Tom Cruise battles an ancient undead evil in The Mummy, the first step in Universal‘s bid to retool its classic monsters into a 21st century franchise. Of course, the Mummy character has had a long big-screen career, inspiring plenty of cheap thrills in lesser films, and a handful of greats from Universal and other studios (the character is in the public domain). As Cruise’s showdown with Sofia Boutella’s risen-from-the-grave Egyptian princess becomes a part of Mummy movie history this weekend, here are six fruitfully frightful flicks featuring the famous fiend to seek out if you feel a binge coming on. (All are available to rent or buy on Amazon; Blood From the Mummy’s Tomb can be streamed via Shudder.)

The Mummy (1932)
Boris Karloff strikes a foreboding figure as Imhotep, an Egyptian priest resurrected by an ancient scroll, in Karl Freund‘s 1932 gem, which established much of the Mummy’s lore. As in Frankenstein, Karloff embodies his monster with both intimidating fury and a piercing romantic heart, the latter of which compels Imhotep to attempt to reunite with the reincarnated woman who, centuries earlier, he was mummified for loving.

The Mummy’s Hand (1940)
Though produced by Universal, this Christy Cabanne-directed thriller — the first in a four-movie series — is neither a sequel to, nor a spin-off of, 1932’s The Mummy.
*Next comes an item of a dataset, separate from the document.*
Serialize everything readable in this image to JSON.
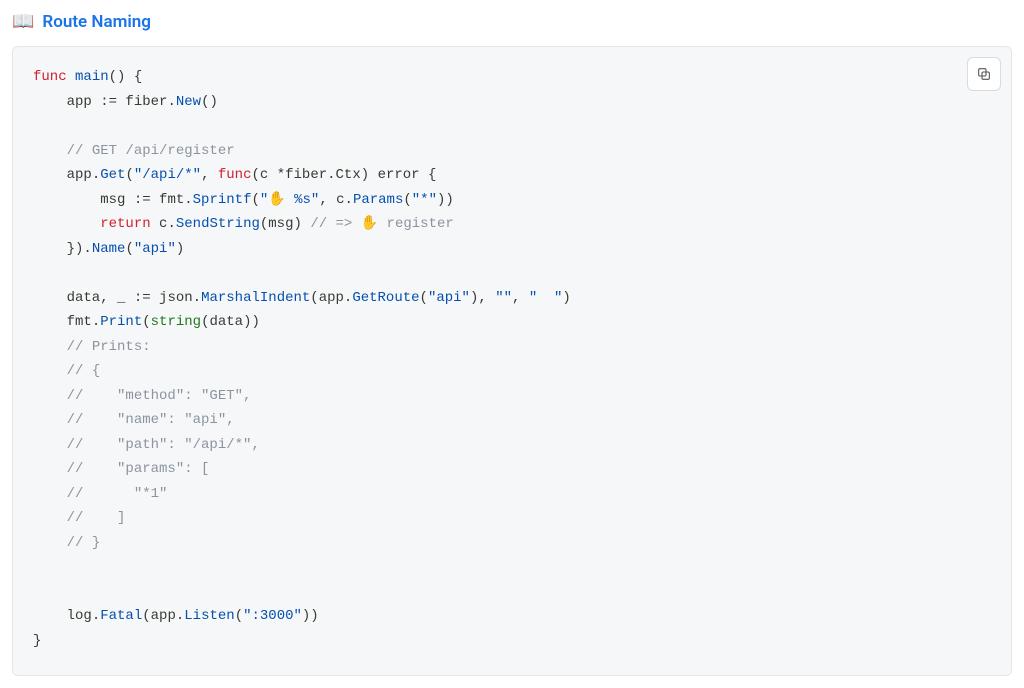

Nonetheless, it too focuses on an ancient mummy (named Kharis) who awakens from his slumber and preys upon various archaeologists, all while seeking a life-prolonging liquid produced by some magical leaves. There’s no romance here, but plenty of trademark shuffling-about horror.

Abbott and Costello Meet the Mummy (1955)
The 28th, and final, Universal film featuring Bud Abbott and Lou Costello, this horror spoof came on the heels of the duo’s face-offs with Frankenstein, the Invisible Man, and Dr. Jekyll and Mr. Hyde. Here, they’re forced to contend with the slow-moving monster in a typically goofy story involving ancient tombs, buried treasure, and a valuable amulet that Costello accidentally eats. As a lighthearted bit of slapsticky horror silliness, it stands the test of time.

The Mummy (1959)
As with many of its takes on classic Universal villains, Hammer Films’ 1959 version of The Mummy is heavy on ominous gothic atmosphere, inventive murders, and standout performances from stars Peter Cushing (as the lead archaeologist) and Christopher Lee (as Kharis). While it borrows a lot from its precursors (the reanimating Scroll of Life, the quest for a reincarnated love), its malevolent menace is all its own.

Blood from the Mummy’s Tomb (1971)
The only major cinematic depiction of a female mummy until now, this 1971 saga is based on Dracula author Bram Stoker’s 1903 novel The Jewel of Seven Stars. It centers on an archaeologist obsessed with an Egyptian queen who shares a strange connection to the man’s daughter. Much insanity ensues involving murder and mixed-up identities, although it’s the film’s sumptuously evil tone that truly props up its supernatural action.

The Mummy (1999)
Stephen Sommers’ revisionist retelling of the Imhotep myth is cast in an Indiana Jones-ish mold, focusing on the efforts of a swashbuckler (Brendan Fraser) and his archaeologist love-interest (Rachel Weisz) to deal with the resurrected Imhotep (Arnold Vosloo). It remains a boisterous rollercoaster ride from the early era of CGI extravaganzas, although its two sequels (The Mummy Returns and The Mummy: Tomb of the Dragon Emperor) and spin-offs (including the Dwayne Johnson-led The Scorpion King) are best left forgotten.